The other flea market is not nearly as good as Levsha but it is easily reached. Izmailovsky market is within walking distance of the Partizanskaya metro. It is organized around a kitschy castle popularly called the Izmailovsky Kremlin and the flea market is open from around 9 am on weekends. Rather than say what can be found in a Russian flea market it is easier to say what can’t be since the contents of the stalls are so varied and indescribable. But the key thing is that they are not tourist traps but genuinely convey a sense of Russian households in the past century or more. I got an icon of the Madonna and the infant Jesus at Izmailovsky market that must be several decades old. Being rather sticky and smelling of some kind of oil, I tried to clean it with Russian vodka but the stickiness would not go.
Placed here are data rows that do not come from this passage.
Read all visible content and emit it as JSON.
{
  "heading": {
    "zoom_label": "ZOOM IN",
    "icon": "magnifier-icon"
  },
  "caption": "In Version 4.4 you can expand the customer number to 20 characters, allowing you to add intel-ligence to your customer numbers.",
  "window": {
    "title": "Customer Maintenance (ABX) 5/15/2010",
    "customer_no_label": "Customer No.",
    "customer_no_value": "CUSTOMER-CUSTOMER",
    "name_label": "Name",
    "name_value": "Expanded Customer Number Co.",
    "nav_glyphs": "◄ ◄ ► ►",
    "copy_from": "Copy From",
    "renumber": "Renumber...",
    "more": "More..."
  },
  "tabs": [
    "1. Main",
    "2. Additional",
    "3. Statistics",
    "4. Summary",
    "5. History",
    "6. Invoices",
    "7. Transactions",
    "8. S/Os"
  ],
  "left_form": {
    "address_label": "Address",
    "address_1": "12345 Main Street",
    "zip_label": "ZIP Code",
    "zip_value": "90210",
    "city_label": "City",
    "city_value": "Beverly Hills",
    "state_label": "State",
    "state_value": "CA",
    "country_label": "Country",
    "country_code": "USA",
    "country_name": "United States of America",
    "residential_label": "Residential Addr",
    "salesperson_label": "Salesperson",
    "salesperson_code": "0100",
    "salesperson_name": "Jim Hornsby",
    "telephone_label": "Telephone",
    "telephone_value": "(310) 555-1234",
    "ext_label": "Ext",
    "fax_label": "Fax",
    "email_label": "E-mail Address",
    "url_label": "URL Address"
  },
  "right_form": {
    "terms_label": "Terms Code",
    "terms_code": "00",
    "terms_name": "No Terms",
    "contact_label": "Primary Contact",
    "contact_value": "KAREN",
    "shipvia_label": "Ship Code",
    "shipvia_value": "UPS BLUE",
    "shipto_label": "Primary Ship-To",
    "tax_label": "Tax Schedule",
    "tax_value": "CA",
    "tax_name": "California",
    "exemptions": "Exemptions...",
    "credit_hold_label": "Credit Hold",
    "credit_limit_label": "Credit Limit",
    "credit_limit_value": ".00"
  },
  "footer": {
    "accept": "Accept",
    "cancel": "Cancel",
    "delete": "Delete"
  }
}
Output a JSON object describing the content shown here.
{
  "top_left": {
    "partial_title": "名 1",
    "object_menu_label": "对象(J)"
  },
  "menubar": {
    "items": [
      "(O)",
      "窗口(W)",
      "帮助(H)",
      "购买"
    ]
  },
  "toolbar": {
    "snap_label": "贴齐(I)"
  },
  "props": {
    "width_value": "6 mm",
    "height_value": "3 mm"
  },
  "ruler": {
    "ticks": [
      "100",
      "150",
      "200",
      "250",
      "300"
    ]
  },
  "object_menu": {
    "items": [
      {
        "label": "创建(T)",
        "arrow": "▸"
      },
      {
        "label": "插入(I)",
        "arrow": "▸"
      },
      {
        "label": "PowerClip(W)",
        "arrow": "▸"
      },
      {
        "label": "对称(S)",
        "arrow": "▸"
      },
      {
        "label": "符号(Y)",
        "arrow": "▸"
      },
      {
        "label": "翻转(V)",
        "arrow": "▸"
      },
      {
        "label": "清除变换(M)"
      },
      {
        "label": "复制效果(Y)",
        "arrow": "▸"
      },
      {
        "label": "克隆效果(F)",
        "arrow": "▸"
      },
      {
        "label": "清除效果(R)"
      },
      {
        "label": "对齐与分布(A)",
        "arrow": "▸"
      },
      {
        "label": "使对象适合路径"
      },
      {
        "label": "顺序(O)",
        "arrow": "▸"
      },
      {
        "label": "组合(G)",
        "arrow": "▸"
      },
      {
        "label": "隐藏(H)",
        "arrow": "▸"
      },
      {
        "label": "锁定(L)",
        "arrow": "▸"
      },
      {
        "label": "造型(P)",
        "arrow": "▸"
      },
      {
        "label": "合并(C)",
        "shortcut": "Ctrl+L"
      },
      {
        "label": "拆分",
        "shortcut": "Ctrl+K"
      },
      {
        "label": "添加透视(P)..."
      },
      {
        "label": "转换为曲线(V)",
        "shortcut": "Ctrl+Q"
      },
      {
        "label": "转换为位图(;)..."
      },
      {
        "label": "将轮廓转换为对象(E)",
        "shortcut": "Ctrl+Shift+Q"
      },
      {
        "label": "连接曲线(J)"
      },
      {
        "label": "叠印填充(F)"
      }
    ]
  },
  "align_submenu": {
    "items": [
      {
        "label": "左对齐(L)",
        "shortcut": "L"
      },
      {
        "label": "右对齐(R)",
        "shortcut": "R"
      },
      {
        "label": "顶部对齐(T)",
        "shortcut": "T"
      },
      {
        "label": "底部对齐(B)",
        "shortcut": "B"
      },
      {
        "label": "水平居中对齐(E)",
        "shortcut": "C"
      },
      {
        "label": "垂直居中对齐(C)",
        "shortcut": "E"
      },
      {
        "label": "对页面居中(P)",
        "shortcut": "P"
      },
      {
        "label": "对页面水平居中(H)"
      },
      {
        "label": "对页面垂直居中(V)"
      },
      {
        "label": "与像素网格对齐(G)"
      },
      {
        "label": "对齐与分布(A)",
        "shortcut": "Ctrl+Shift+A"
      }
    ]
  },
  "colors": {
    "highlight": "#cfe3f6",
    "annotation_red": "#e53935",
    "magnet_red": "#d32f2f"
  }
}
When I checked it out on Google, I discovered that icons were traditionally soaked in boiled linseed oil to protect them; sticky is how the icon of the Madonna and the infant Jesus has hence remained.   

On my last night in Moscow my Russian friend Eugene took me to a Georgian restaurant located in a basement close to the Red Square named ‘Khinkalnaya’. Russia food is good but Georgian food is among the best. Georgians also drink a kind of grape vodka – distilled from the grape residue after making wine - called ‘chacha’ that does not taste like spirit the way vodka does, but has a distinctive flavour. Eugene also introduced me to red bean soup and Khinkali dumplings. On my next trip to Moscow, I’ll be sure to visit it again. Moscow is not a tourist destination one gets over with and one wishes to return again and again.